## Notes of Henry Wilton’s Cambridge lecture 21-06-2017

Surface groups in graphs of groups

1. Gromov’s questions

Today, all infinite groups are torsion-free.

Question (Gromov). Does every one-ended hyperbolic group contain a surface subgroup ?

Ping-pong produces heaps of free subgroups. However, one-ended subgroups arise in only finitely many sorts up to conjugacy, so it ought to be much harder to construct surface subgroups. Let us relax the question a bit: look for infinite index one-ended subgroups. One needs rule out surface group.

Question (Gromov). Does every one-ended hyperbolic group which is not a surface group, contain a finitely generated one-ended subgroup of infinite index?

Question. Does every one-ended finitely presented group contain either a surface group or a Baumslag-Solitar subgroup ${BS(1,m)}$?

The most important development is Kahn-Markovic’s positive result for 3-manifold groups. In 2012, Calegari-Walker gave a positive answer for random groups.

2. Free groups and relative questions

Here is a much easier class of examples.

Relative means relative to a given set of relators. I.e. study group pairs ${(F,\omega)}$ where ${F}$ is e finitely generated free group and ${\omega}$ a finite collection of words. A surface pair is ${(\pi_1(\Sigma),\partial \Sigma)}$ where ${\Sigma}$ is a surface with boundary and ${\partial\Sigma=(c_1,\ldots,c_b)}$ represents its boundary components.

Note that a pair can be doubled into

$\displaystyle \begin{array}{rcl} D(\omega)=F\star_{\langle \omega\rangle} F. \end{array}$

Bestvina-Feighn: ${D(\omega)}$ is hyperbolic iff ${\omega}$ is not a proper power.

Shentzer: ${D(\omega)}$ is one-ended iff ${\omega}$ is not contained in a proper free factor. In this case, we say that the group pair is irreducible.

2.1. History

In 2008, Calegari proved this under condition that ${H_2(\Gamma,{\mathbb Q})\not=0}$. He reduced the problem to linear equations, and the homology assumptions provided a solution.

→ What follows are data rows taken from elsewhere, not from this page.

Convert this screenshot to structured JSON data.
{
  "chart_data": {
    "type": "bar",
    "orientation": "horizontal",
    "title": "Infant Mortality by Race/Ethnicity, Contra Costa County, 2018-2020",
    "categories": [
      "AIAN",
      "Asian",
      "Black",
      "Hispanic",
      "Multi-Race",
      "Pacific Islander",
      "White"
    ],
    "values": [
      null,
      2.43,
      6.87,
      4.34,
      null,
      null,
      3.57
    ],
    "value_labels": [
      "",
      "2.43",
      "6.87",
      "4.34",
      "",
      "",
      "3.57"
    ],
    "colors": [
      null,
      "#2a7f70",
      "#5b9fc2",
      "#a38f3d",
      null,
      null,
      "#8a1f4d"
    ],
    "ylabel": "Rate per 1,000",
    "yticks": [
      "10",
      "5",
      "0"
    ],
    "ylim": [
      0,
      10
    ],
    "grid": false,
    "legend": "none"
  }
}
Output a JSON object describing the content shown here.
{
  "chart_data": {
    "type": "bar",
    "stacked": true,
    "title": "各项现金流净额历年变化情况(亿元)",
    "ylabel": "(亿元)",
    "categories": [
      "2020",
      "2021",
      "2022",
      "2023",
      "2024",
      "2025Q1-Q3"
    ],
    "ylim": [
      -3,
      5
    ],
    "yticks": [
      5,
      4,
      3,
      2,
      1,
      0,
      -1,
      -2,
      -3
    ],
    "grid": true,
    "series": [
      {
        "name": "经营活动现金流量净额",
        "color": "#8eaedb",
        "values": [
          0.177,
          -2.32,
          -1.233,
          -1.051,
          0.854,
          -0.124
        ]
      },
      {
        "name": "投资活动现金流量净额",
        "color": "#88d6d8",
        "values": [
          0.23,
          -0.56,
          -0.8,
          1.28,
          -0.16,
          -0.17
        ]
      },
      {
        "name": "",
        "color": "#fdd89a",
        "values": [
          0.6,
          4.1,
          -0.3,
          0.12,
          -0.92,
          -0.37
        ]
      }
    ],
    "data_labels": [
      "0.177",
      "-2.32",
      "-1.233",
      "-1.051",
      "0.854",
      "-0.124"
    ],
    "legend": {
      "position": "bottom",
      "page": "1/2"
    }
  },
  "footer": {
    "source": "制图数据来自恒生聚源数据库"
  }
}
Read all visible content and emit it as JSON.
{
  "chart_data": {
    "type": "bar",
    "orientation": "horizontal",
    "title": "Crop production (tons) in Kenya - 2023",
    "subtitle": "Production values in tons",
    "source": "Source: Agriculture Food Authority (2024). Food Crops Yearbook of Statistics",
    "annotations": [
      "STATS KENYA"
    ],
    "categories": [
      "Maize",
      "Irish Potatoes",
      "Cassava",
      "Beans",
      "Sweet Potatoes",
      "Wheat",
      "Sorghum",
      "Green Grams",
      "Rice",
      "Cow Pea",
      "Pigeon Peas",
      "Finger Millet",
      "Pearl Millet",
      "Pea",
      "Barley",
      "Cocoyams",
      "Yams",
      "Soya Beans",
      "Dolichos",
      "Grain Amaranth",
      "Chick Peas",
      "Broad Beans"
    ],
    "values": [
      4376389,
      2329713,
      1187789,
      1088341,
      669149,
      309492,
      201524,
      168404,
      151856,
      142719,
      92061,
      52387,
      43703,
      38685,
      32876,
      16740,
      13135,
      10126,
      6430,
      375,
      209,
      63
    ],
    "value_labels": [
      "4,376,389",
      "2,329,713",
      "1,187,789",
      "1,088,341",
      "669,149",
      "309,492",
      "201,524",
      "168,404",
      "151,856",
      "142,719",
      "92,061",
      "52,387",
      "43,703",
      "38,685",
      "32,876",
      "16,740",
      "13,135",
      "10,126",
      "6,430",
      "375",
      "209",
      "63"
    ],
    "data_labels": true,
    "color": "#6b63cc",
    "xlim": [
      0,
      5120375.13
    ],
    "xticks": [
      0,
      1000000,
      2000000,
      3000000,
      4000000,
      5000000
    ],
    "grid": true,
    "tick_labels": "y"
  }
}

There were earlier results with C. Gordon and Kim, we could treat infinite families of examples with ${H_2=0}$.

In 2010, Kim and Oum solved the case of doubles of rank 2 free groups, where Calegari’s equation could be scrutinized. This solves question 1 in this special case.

I gave a complete affirmative answer to Question 1 for doubles in 2010.

2.2. Results

Theorem 1 (Wilton) If ${\Gamma=D(w)}$ and ${\Gamma}$ is hyperbolic, then it contains a surface subgroup.

Theorem 2 (Delzant-Potyagailo, Louder-Touikan) If ${\Gamma}$ is a one-ended hyperbolic group, then${\Gamma}$ contains a quasi-convex subgroup ${H}$ such that

1. either ${\partial H}$ is connected without local cutpoints (rigid case).
2. or ${H}$ satisfies the assumptions of the main theorem.

Hence for Gromov’s questions, one can reduce to the rigid case.

Corollary 3 Finite covers and linear algebra suffice to recognize primitive elements in free groups.

Corollary 4 Il ${L}$ is a finitely generated fully residually free group, and if ${\hat L=\hat F}$ for some free group ${F}$, then ${L=F}$. Finite covers and linear algebra suffice to recognize primitive elements in free groups.

3. Ideas in the proof

1. Study all essential admissible maps ${(H,u)\rightarrow (F,\omega)}$ with ${(H,u)}$ irreducible. There is at least one, ${(F,\omega)}$ itself.
2. Define a cone ${\mathcal{C}\subset {\mathbb R}_+^n}$ defined by integral equations, whose integer points correspond to pairs ${(H,u)}$ of a surface with boundary and a boundary map.
3. Look at

$\displaystyle \begin{array}{rcl} \rho(H,u)=\frac{-\chi(H)}{n(u)}. \end{array}$

Argue that there is a map that maximizes ${\rho}$.

4. Show that this ${(H,u)}$ is a surface pair.

One can maybe implement the algorithm, but it does not seem to be efficient.